View from the Lumley End: England stuck in the slow lane
England look short of confidence with only days to go before the T20 World Cup
In the first T20 against South Africa, England did not look in any shape to compete for the T20 World Cup starting on September 18.
In many ways the game at the Riverside was good preparation for the sub-continental pitches they will play on in Sri Lanka. The Riverside served up a slow pitch offering sharp turn and some low bounce.
So, it wasn’t easy for England to bat first and force the pace. The batsmen needed to get used to the pace before they flung the bat. But England failed miserably to think on their feet and their batting imploded, just like at Trent Bridge earlier in the week.
A series of uninspiring cameos produced a below-par total and South Africa cantered home. Yet again, following the excitement of the Test series, these teams produced a one-sided contest in the ODI format.
South Africa, justifying their number one ranking in T20 cricket, were focused and bowled superbly. Their astute captain, AB De Villiers, chopped and changed his bowlers around, not allowing the batsmen to settle and exposing individual weaknesses.
Dale Steyn bowled magnificently at full pelt, faster than in the Test series because he could bowl in one-over bursts. His figures of 1-13 in four overs earned him the man-of-the-match award.
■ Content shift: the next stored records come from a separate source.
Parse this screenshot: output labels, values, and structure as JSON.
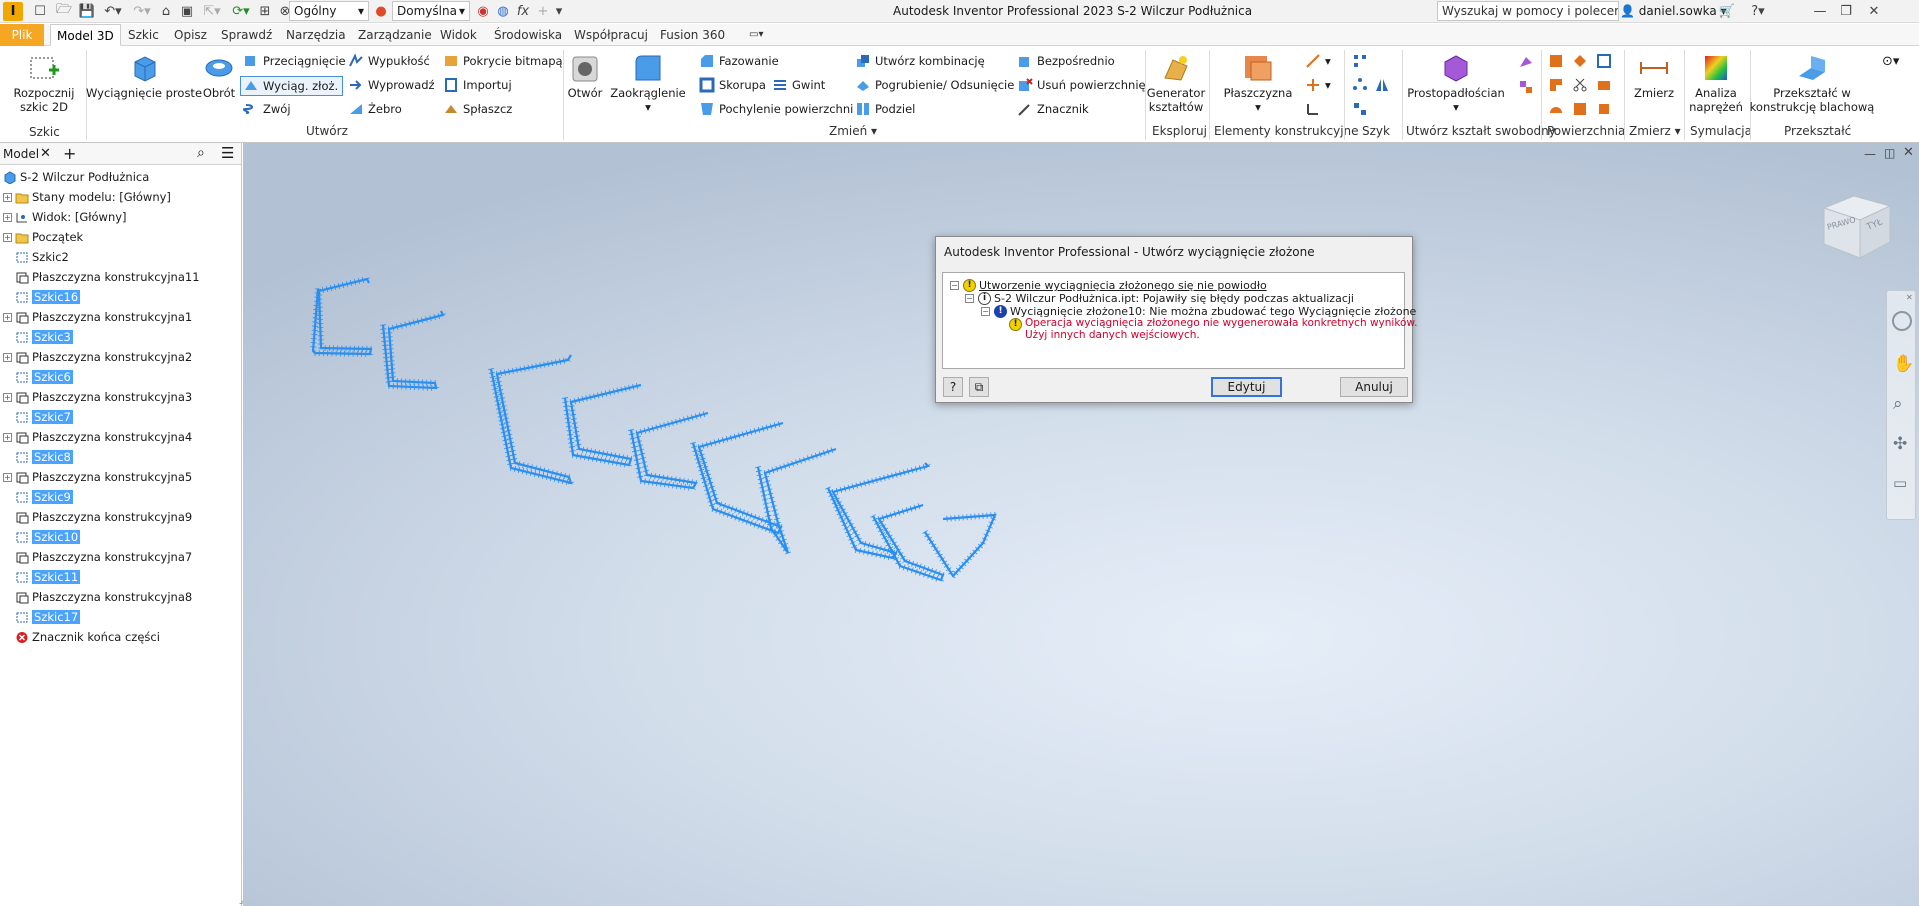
{
  "app": {
    "logo": "I",
    "window_title": "Autodesk Inventor Professional 2023   S-2 Wilczur Podłużnica"
  },
  "quick_access": {
    "combo_general": "Ogólny",
    "combo_default": "Domyślna"
  },
  "search": {
    "placeholder": "Wyszukaj w pomocy i polecenia..."
  },
  "user": {
    "name": "daniel.sowka"
  },
  "tabs": [
    "Plik",
    "Model 3D",
    "Szkic",
    "Opisz",
    "Sprawdź",
    "Narzędzia",
    "Zarządzanie",
    "Widok",
    "Środowiska",
    "Współpracuj",
    "Fusion 360"
  ],
  "ribbon": {
    "sketch": {
      "start2d": "Rozpocznij",
      "start2d_2": "szkic 2D",
      "group": "Szkic"
    },
    "create": {
      "extrude": "Wyciągnięcie proste",
      "revolve": "Obrót",
      "sweep": "Przeciągnięcie",
      "loft": "Wyciąg. złoż.",
      "coil": "Zwój",
      "emboss": "Wypukłość",
      "derive": "Wyprowadź",
      "rib": "Żebro",
      "decal": "Pokrycie bitmapą",
      "import": "Importuj",
      "unwrap": "Spłaszcz",
      "group": "Utwórz"
    },
    "modify": {
      "hole": "Otwór",
      "fillet": "Zaokrąglenie",
      "chamfer": "Fazowanie",
      "shell": "Skorupa",
      "thread": "Gwint",
      "draft": "Pochylenie powierzchni",
      "combine": "Utwórz kombinację",
      "thicken": "Pogrubienie/ Odsunięcie",
      "split": "Podziel",
      "direct": "Bezpośrednio",
      "delete_face": "Usuń powierzchnię",
      "marker": "Znacznik",
      "group": "Zmień"
    },
    "explore": {
      "shape_gen": "Generator",
      "shape_gen_2": "kształtów",
      "group": "Eksploruj"
    },
    "work": {
      "plane": "Płaszczyzna",
      "group": "Elementy konstrukcyjne"
    },
    "pattern": {
      "group": "Szyk"
    },
    "freeform": {
      "box": "Prostopadłościan",
      "group": "Utwórz kształt swobodny"
    },
    "surface": {
      "group": "Powierzchnia"
    },
    "measure": {
      "measure": "Zmierz",
      "group": "Zmierz"
    },
    "simulation": {
      "stress": "Analiza",
      "stress_2": "naprężeń",
      "group": "Symulacja"
    },
    "convert": {
      "sheet": "Przekształć w",
      "sheet_2": "konstrukcję blachową",
      "group": "Przekształć"
    }
  },
  "browser": {
    "tab": "Model",
    "nodes": [
      {
        "label": "S-2 Wilczur Podłużnica",
        "type": "part",
        "indent": 0
      },
      {
        "label": "Stany modelu: [Główny]",
        "type": "folder",
        "indent": 1,
        "exp": true
      },
      {
        "label": "Widok: [Główny]",
        "type": "view",
        "indent": 1,
        "exp": true
      },
      {
        "label": "Początek",
        "type": "folder",
        "indent": 1,
        "exp": true
      },
      {
        "label": "Szkic2",
        "type": "sketch",
        "indent": 1
      },
      {
        "label": "Płaszczyzna konstrukcyjna11",
        "type": "plane",
        "indent": 1
      },
      {
        "label": "Szkic16",
        "type": "sketch",
        "indent": 1,
        "hl": true
      },
      {
        "label": "Płaszczyzna konstrukcyjna1",
        "type": "plane",
        "indent": 1,
        "exp": true
      },
      {
        "label": "Szkic3",
        "type": "sketch",
        "indent": 1,
        "hl": true
      },
      {
        "label": "Płaszczyzna konstrukcyjna2",
        "type": "plane",
        "indent": 1,
        "exp": true
      },
      {
        "label": "Szkic6",
        "type": "sketch",
        "indent": 1,
        "hl": true
      },
      {
        "label": "Płaszczyzna konstrukcyjna3",
        "type": "plane",
        "indent": 1,
        "exp": true
      },
      {
        "label": "Szkic7",
        "type": "sketch",
        "indent": 1,
        "hl": true
      },
      {
        "label": "Płaszczyzna konstrukcyjna4",
        "type": "plane",
        "indent": 1,
        "exp": true
      },
      {
        "label": "Szkic8",
        "type": "sketch",
        "indent": 1,
        "hl": true
      },
      {
        "label": "Płaszczyzna konstrukcyjna5",
        "type": "plane",
        "indent": 1,
        "exp": true
      },
      {
        "label": "Szkic9",
        "type": "sketch",
        "indent": 1,
        "hl": true
      },
      {
        "label": "Płaszczyzna konstrukcyjna9",
        "type": "plane",
        "indent": 1
      },
      {
        "label": "Szkic10",
        "type": "sketch",
        "indent": 1,
        "hl": true
      },
      {
        "label": "Płaszczyzna konstrukcyjna7",
        "type": "plane",
        "indent": 1
      },
      {
        "label": "Szkic11",
        "type": "sketch",
        "indent": 1,
        "hl": true
      },
      {
        "label": "Płaszczyzna konstrukcyjna8",
        "type": "plane",
        "indent": 1
      },
      {
        "label": "Szkic17",
        "type": "sketch",
        "indent": 1,
        "hl": true
      },
      {
        "label": "Znacznik końca części",
        "type": "end",
        "indent": 1
      }
    ]
  },
  "viewcube": {
    "front": "PRAWO",
    "right": "TYŁ"
  },
  "dialog": {
    "title": "Autodesk Inventor Professional - Utwórz wyciągnięcie złożone",
    "msg1": "Utworzenie wyciągnięcia złożonego się nie powiodło",
    "msg2": "S-2 Wilczur Podłużnica.ipt: Pojawiły się błędy podczas aktualizacji",
    "msg3": "Wyciągnięcie złożone10: Nie można zbudować tego Wyciągnięcie złożone",
    "msg4a": "Operacja wyciągnięcia złożonego nie wygenerowała konkretnych wyników.",
    "msg4b": "Użyj innych danych wejściowych.",
    "edit": "Edytuj",
    "cancel": "Anuluj"
  },
  "colors": {
    "accent": "#f5a623",
    "sketch": "#2b8ff0",
    "error": "#d0002a"
  }
}
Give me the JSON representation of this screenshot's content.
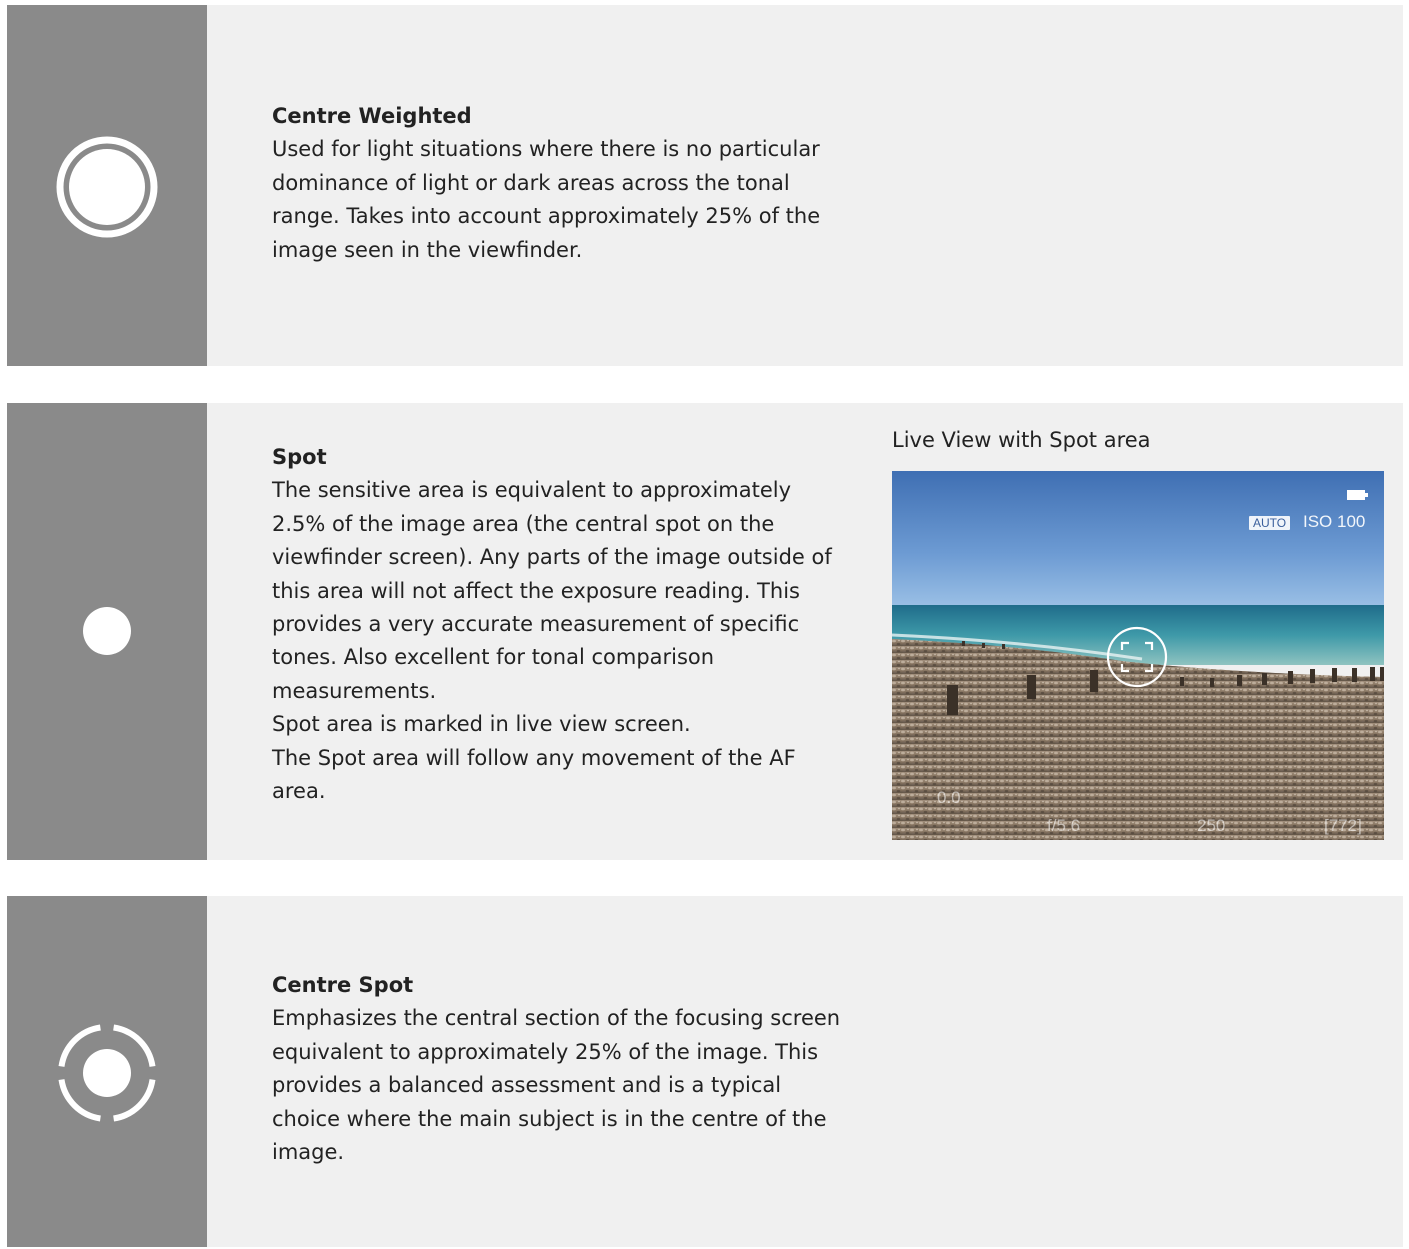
{
  "sections": [
    {
      "icon": "centre-weighted-icon",
      "title": "Centre Weighted",
      "body": "Used for light situations where there is no particular dominance of light or dark areas across the tonal range. Takes into account approximately 25% of the image seen in the viewfinder."
    },
    {
      "icon": "spot-icon",
      "title": "Spot",
      "body_lines": [
        "The sensitive area is equivalent to approximately 2.5% of the image area (the central spot on the viewfinder screen). Any parts of the image outside of this area will not affect the exposure reading. This provides a very accurate measurement of specific tones. Also excellent for tonal comparison measurements.",
        "Spot area is marked in live view screen.",
        "The Spot area will follow any movement of the AF area."
      ],
      "figure": {
        "caption": "Live View with Spot area",
        "hud": {
          "auto_badge": "AUTO",
          "iso": "ISO 100",
          "exposure_comp": "0.0",
          "aperture": "f/5.6",
          "shutter": "250",
          "shots_remaining": "[772]"
        }
      }
    },
    {
      "icon": "centre-spot-icon",
      "title": "Centre Spot",
      "body": "Emphasizes the central section of the focusing screen equivalent to approximately 25% of the image. This provides a balanced assessment and is a typical choice where the main subject is in the centre of the image."
    }
  ],
  "colors": {
    "page_background": "#ffffff",
    "panel_background": "#f0f0f0",
    "icon_band": "#8a8a8a",
    "icon_white": "#ffffff",
    "text": "#222222"
  }
}
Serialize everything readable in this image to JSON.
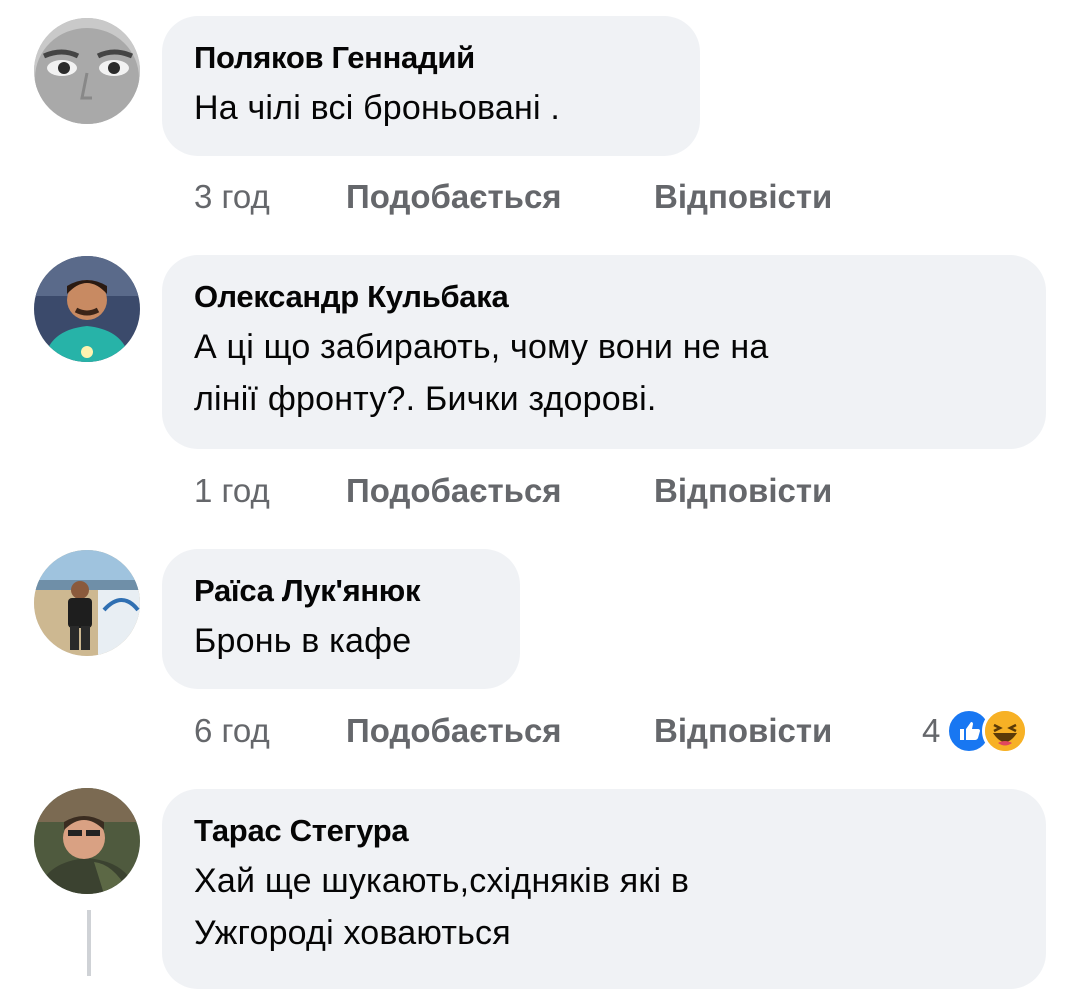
{
  "comments": [
    {
      "author": "Поляков Геннадий",
      "text_lines": [
        "На чілі всі броньовані ."
      ],
      "time": "3 год",
      "like_label": "Подобається",
      "reply_label": "Відповісти"
    },
    {
      "author": "Олександр Кульбака",
      "text_lines": [
        "А ці що забирають, чому вони не на",
        "лінії фронту?. Бички здорові."
      ],
      "time": "1 год",
      "like_label": "Подобається",
      "reply_label": "Відповісти"
    },
    {
      "author": "Раїса Лук'янюк",
      "text_lines": [
        "Бронь в кафе"
      ],
      "time": "6 год",
      "like_label": "Подобається",
      "reply_label": "Відповісти",
      "reaction_count": "4",
      "reaction_icons": [
        "like-icon",
        "haha-icon"
      ]
    },
    {
      "author": "Тарас Стегура",
      "text_lines": [
        "Хай ще шукають,східняків які в",
        "Ужгороді ховаються"
      ]
    }
  ],
  "colors": {
    "bubble": "#f0f2f5",
    "meta_text": "#65676b",
    "like_blue": "#1877f2",
    "haha_yellow": "#f7b125"
  }
}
Steyn cruelly dismantled Ravi Bopara’s technique, further denting his fragile confidence. When Bopara arrived first wicket down, AB de Villiers brought in a slip and the batsman - his feet lodged in cement - edged Steyn straight to him. It looked like a replay of Bopara's last dismissal at Trent Bridge, but it was merely a facsimile. It would have been comic but it was too pathetic.
Aside from Steyn’s thunderbolts, England were shackled by the spinners, Robin Peterson and Johan Botha, who picked up two wickets apiece and between them bowled a hatful of “maiden balls”, as John Arlott used to describe dot balls when the situation demanded fast scoring.
We should not be surprised by England’s naïve and skittish batting for this is an inexperienced side and too many of the team are uncertain of their places.
Patel is yo-yo-ing in and out, depending on conditions, which doesn’t allow him to feel he belongs, or gain any momentum with his performances. And several of the younger batsmen are still feeling their way. The 23-year-old Hales was playing his sixth T20, the 22-year-old Bairstow his eighth and the 22-year-old Buttler his ninth.
Hales and Bairstow have had some success, but Buttler is averaging seven so far and has not yet justified England’s faith. At county level, he is a fast scorer, though not a prolific run-maker in the T20 format.
A lot has changed since England won the T20 World Cup in 2010. Lest we forget, Kevin Pietersen was man of the tournament and averaged 62. Morgan was England’s next best in 2010 with a 36 average.
But a lot of England’s winning team have retired, or been discarded. Captain Paul Collingwood has gone, as has Ryan Sidebottom. Luke Wright was not picked here and Lumb and Yardy have fallen out of favour.
Swann and Broad were the outstanding bowlers for England in 2010 and are still present and England have found another regular T20 bowler in Steven Finn, who bowled fast and accurately at the Riverside and is close to being the first name on the team sheet at the moment.
But with Bopara out of sorts, Pietersen out of the team, and Buttler unsure of his place, as well as several other players lacking experience, England’s side doesn’t have a settled look about it just a few days ahead of the World Cup.